Stephen King's It received generally mixed to positive reviews from critics and television viewers. Tim Curry's performance as "Pennywise" has received universal critical acclaim and praise for capturing the novel's interpretation of the character. The film currently has a 64% fresh rating on Rotten Tomatoes.[3]

Home media

The film was released on VHS in early 1991 after the film's initial broadcast. The original VHS release had two separate tapes, one with Part 1 and the other with Part 2. A later VHS release (circa 1997-1998) contains the entire film on one tape. All VHS releases of the film are out of print.

The film was released on DVD in 1999 on a double-sided disc with Part One on the front and Part Two on the back.
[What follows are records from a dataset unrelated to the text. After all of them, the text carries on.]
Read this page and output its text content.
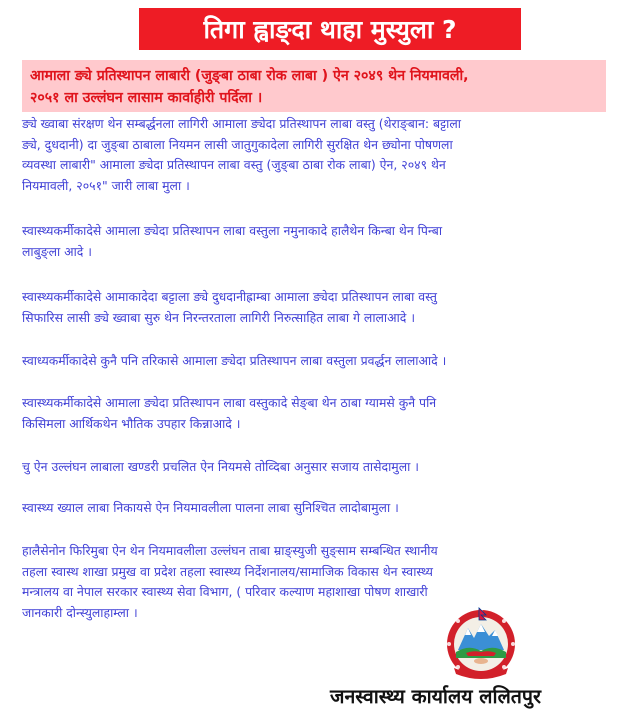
तिगा ह्वाङ्दा थाहा मुस्युला ?
आमाला ङ्ये प्रतिस्थापन लाबारी (जुङ्बा ठाबा रोक लाबा ) ऐन २०४९ थेन नियमावली,
२०५१ ला उल्लंघन लासाम कार्वाहीरी पर्दिला ।
ङ्ये ख्वाबा संरक्षण थेन सम्बर्द्धनला लागिरी आमाला ङ्येदा प्रतिस्थापन लाबा वस्तु (थेराङ्बान: बट्टाला
ङ्ये, दुधदानी) दा जुङ्बा ठाबाला नियमन लासी जातुगुकादेला लागिरी सुरक्षित थेन छ्योना पोषणला
व्यवस्था लाबारी" आमाला ङ्येदा प्रतिस्थापन लाबा वस्तु (जुङ्बा ठाबा रोक लाबा) ऐन, २०४९ थेन
नियमावली, २०५१" जारी लाबा मुला ।
स्वास्थ्यकर्मीकादेसे आमाला ङ्येदा प्रतिस्थापन लाबा वस्तुला नमुनाकादे हालैथेन किन्बा थेन पिन्बा
लाबुङ्ला आदे ।
स्वास्थ्यकर्मीकादेसे आमाकादेदा बट्टाला ङ्ये दुधदानीह्राम्बा आमाला ङ्येदा प्रतिस्थापन लाबा वस्तु
सिफारिस लासी ङ्ये ख्वाबा सुरु थेन निरन्तरताला लागिरी निरुत्साहित लाबा गे लालाआदे ।
स्वाध्यकर्मीकादेसे कुनै पनि तरिकासे आमाला ङ्येदा प्रतिस्थापन लाबा वस्तुला प्रवर्द्धन लालाआदे ।
स्वास्थ्यकर्मीकादेसे आमाला ङ्येदा प्रतिस्थापन लाबा वस्तुकादे सेङ्बा थेन ठाबा ग्यामसे कुनै पनि
किसिमला आर्थिकथेन भौतिक उपहार किन्नाआदे ।
चु ऐन उल्लंघन लाबाला खण्डरी प्रचलित ऐन नियमसे तोव्दिबा अनुसार सजाय तासेदामुला ।
स्वास्थ्य ख्याल लाबा निकायसे ऐन नियमावलीला पालना लाबा सुनिश्चित लादोबामुला ।
हालैसेनोन फिरिमुबा ऐन थेन नियमावलीला उल्लंघन ताबा म्राङ्स्युजी सुङ्साम सम्बन्धित स्थानीय
तहला स्वास्थ शाखा प्रमुख वा प्रदेश तहला स्वास्थ्य निर्देशनालय/सामाजिक विकास थेन स्वास्थ्य
मन्त्रालय वा नेपाल सरकार स्वास्थ्य सेवा विभाग, ( परिवार कल्याण महाशाखा पोषण शाखारी
जानकारी दोन्स्युलाहाम्ला ।
जनस्वास्थ्य कार्यालय ललितपुर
The "To be continued..." and the 1st set of closing credits at the end of Part One and the 2nd set of opening credits at the beginning of Part Two (unlike the VHS release) were removed. The DVD version of It also features an audio commentary by the director and cast members. The film's aspect ratio has been cropped to give it a 16:9 widescreen aspect ratio.

Music score

2-CD's release of complete score by Richard Bellis released November 15, 2011 in two-parts.[4]

Track listing

Disc 1:
  • Main Title I 1:52
  • Enter the Clown 3:04
  • Georgie Dies 4:17
  • Ben Gets The News 0:51
  • Punks 2:18
  • I Hate It Here 1:53
  • Bedroom Jazz Source 2:24
  • The Slap 1:45
  • Die If You Try 4:02
  • Richie's Talk Show Play-Off 0:34
  • The Beast - First Encounter 2:05
  • Mike Remembers 0:58
  • Mike Joins the Group 5:07
  • Pennywise 0:39
  • Circus Source 1:10
  • Target Practice 2:51
  • The Sewer Hole 3:13
  • Stan Gets Nabbed 4:27
  • The Fog 3:25
  • The Pact 1:43
  • Stan's Suicide 0:50
  • End Credits I 1:00
Disc 2:
  • Main Title Part II 1:51
  • The Graves 1:48
  • Library Balloons 2:53
  • Ben's Flashback 0:35
  • Skeleton On the Pond 0:40
  • Guillory's Muzak 1:27
  • Hydrox 2:49
  • Audra 1:45
  • Fortune Cookie 1:54
  • Silver Flyer 2:22
  • Leftover Stan 1:52
  • Henry and Belch 2:20
  • Every Thirty Years 1:56
  • Audra Arrives 2:02
  • This Time It's For Real 4:26
  • The SMell of Death 1:59
  • Something's Coming 4:00
  • The Spider's Web 5:11
  • Hi Ho Silver 4:33
  • End Credits Part II 1:00


On March 12, 2009, Warner Bros. announced that a new adaptation of Stephen King's novel had started. Dan Lin, Roy Lee and Doug Davison are set to produce. The screenplay is currently re-written by Dave Kajganich.

On September 21, 2010, film director Guillermo Del Toro announced that he would like to direct new adaptations of the Stephen King novels It and Pet Sematary but stated that he is very busy with a number of other projects and he would be unable to make them any time soon.

On June 7, 2012, The Hollywood Reporter announced that the novel would be adapted into a two-part film, directed by Cary Fukunaga with Chase Palmer as screenwriter; Jon Silk, David Katzenberg and Seth Grahame-Smith as producers and John Powers Middleton as executive producer.